Six months, because that is how long I calculated our savings would last at our expenditure rate.
But a funny thing happens when you are highly motivated to keep writing: there’s a whole lot of budget analysis and soul-searching to figure out what’s really important.
And you know what wasn’t actually important to either of us? Home ownership.
But … it’s the American Dream!
But it’s also a whole lot of work. Yard work, house cleaning, figuring out how to fix stuff when it breaks or else hiring someone to fix stuff when it breaks. And all that stuff adds up: it’s time and/or money you can’t use to do other things that, let’s be honest, are way more fun. (Ok, I get there are some people out there who love mowing their lawn? I guess that’s a thing neither I nor my husband inherited …)
I wasn’t sold on the idea of apartment life when the husband floated the idea. I thought back to my college days of cinderblock walls and 20-year-old, filthy carpet. I looked around at my custom-built home with acres of wood floors. And I didn’t think I could take that plunge.
But, y’all: there’s a whole big world of apartments out there! With (faux) wood floors and actual tile. With upgraded appliances, open kitchens and floor-to-ceiling windows. With garages. With pools that you don’t have to maintain! With gyms! With fancy clubhouses for entertaining your friends!

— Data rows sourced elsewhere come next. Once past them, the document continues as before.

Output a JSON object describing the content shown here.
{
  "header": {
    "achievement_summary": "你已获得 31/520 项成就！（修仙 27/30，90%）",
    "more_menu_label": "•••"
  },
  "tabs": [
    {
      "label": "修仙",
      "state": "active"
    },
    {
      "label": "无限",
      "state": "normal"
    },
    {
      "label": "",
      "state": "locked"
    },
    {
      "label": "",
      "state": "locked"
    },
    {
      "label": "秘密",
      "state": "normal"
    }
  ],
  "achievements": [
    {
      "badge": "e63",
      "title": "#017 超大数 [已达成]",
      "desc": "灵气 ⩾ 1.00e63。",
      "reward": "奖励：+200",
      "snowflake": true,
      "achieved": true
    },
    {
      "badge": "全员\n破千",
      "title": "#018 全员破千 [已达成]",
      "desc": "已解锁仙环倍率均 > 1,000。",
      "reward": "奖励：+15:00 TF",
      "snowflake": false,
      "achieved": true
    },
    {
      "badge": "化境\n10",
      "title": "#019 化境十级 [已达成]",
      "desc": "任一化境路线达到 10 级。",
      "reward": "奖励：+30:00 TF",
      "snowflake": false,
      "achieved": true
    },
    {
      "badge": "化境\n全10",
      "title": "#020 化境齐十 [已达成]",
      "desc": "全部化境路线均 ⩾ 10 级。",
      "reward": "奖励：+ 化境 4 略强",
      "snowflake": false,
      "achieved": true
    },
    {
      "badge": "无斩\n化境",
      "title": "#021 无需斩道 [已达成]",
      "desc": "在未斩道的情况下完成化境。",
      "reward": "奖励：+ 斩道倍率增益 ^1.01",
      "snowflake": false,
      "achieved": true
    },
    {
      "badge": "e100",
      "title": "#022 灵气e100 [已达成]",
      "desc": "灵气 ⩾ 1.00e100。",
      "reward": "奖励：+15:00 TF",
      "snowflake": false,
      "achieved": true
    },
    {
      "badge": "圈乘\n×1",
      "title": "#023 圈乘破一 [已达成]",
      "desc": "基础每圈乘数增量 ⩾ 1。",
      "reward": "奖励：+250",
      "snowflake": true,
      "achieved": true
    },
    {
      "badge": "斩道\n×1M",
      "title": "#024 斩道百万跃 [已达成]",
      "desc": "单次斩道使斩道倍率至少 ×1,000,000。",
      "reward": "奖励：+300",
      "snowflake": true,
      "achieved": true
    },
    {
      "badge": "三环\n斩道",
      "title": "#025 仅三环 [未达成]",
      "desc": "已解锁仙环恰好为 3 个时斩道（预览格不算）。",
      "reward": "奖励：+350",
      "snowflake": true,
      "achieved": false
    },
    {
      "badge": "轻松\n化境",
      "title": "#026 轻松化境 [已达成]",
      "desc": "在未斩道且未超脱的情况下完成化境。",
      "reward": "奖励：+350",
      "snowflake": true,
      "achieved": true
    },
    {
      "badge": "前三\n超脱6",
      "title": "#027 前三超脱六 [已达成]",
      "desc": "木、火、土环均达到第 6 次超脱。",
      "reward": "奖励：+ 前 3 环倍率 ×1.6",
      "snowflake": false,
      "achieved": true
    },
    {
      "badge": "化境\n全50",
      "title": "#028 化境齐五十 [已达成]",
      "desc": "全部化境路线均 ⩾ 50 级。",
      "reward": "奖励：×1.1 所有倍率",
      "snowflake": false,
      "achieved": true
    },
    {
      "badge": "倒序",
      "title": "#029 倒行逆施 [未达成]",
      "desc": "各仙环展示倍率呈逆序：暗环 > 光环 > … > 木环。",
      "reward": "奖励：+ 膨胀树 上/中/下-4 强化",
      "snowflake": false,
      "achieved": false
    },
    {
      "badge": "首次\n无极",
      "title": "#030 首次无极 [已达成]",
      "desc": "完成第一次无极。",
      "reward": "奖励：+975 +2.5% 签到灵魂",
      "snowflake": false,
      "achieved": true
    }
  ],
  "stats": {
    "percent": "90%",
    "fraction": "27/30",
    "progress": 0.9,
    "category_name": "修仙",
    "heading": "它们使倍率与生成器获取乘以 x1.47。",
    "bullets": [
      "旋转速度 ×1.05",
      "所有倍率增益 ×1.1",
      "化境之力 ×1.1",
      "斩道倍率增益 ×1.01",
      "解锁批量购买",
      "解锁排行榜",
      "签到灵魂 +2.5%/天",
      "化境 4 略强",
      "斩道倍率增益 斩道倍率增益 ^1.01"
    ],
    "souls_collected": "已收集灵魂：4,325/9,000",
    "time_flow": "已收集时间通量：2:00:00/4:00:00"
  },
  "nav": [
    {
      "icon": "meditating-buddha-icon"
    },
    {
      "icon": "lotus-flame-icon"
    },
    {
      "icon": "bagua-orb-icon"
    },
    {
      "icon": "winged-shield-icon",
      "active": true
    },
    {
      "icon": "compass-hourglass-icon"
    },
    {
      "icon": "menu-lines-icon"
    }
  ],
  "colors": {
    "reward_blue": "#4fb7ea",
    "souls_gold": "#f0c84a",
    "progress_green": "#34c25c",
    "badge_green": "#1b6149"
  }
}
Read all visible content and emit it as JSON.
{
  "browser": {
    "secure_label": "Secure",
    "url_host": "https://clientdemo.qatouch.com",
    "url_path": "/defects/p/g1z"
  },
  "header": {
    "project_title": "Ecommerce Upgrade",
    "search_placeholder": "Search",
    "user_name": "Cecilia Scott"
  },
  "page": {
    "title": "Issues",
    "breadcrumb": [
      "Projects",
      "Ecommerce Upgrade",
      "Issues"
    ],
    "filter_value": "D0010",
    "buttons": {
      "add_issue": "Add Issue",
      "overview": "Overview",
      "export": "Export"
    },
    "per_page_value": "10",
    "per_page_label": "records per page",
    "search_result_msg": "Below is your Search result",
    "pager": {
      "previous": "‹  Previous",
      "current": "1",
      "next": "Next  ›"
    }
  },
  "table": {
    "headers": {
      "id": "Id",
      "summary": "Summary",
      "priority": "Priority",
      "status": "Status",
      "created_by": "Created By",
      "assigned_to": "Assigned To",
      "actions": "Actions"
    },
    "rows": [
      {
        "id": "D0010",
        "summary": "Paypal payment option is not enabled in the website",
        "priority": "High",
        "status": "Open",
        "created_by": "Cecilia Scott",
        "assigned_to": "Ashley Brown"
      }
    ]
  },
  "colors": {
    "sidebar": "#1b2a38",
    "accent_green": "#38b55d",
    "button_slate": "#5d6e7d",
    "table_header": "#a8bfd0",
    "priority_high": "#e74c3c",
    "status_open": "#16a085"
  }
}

With package lockers, so no need to worry about porch bandits!
So we took that plunge, downsized from 3200 square feet to 1200. We got rid of 2000 square feet of … well, stuff. Stuff that we acquired for the sole purpose of filling up our American Dream. The American Dream that everyone told us was our dream, but … when we really thought about it … wasn’t the dream that made sense for us.
I know the apartment life isn’t for everyone. But for us? With no kids? With our serious lack of handy man skills? With our desire to live in a clean place but without a great love for cleaning? (Seriously, 1200 square feet is so. fast. to. clean.) With a desire for a pool, but no desire to change in a locker room or drive home wet … or the desire to maintain one?
It’s a pretty sweet gig. For us. No diminishment in happiness. A lot of time and energy freed up for the stuff we love!
And: it allowed the husband to get our budget into shape, so now he can focus on the writing. (Fourth book is out later this year!! Three years later with 4 published works? That’s some serious focus.)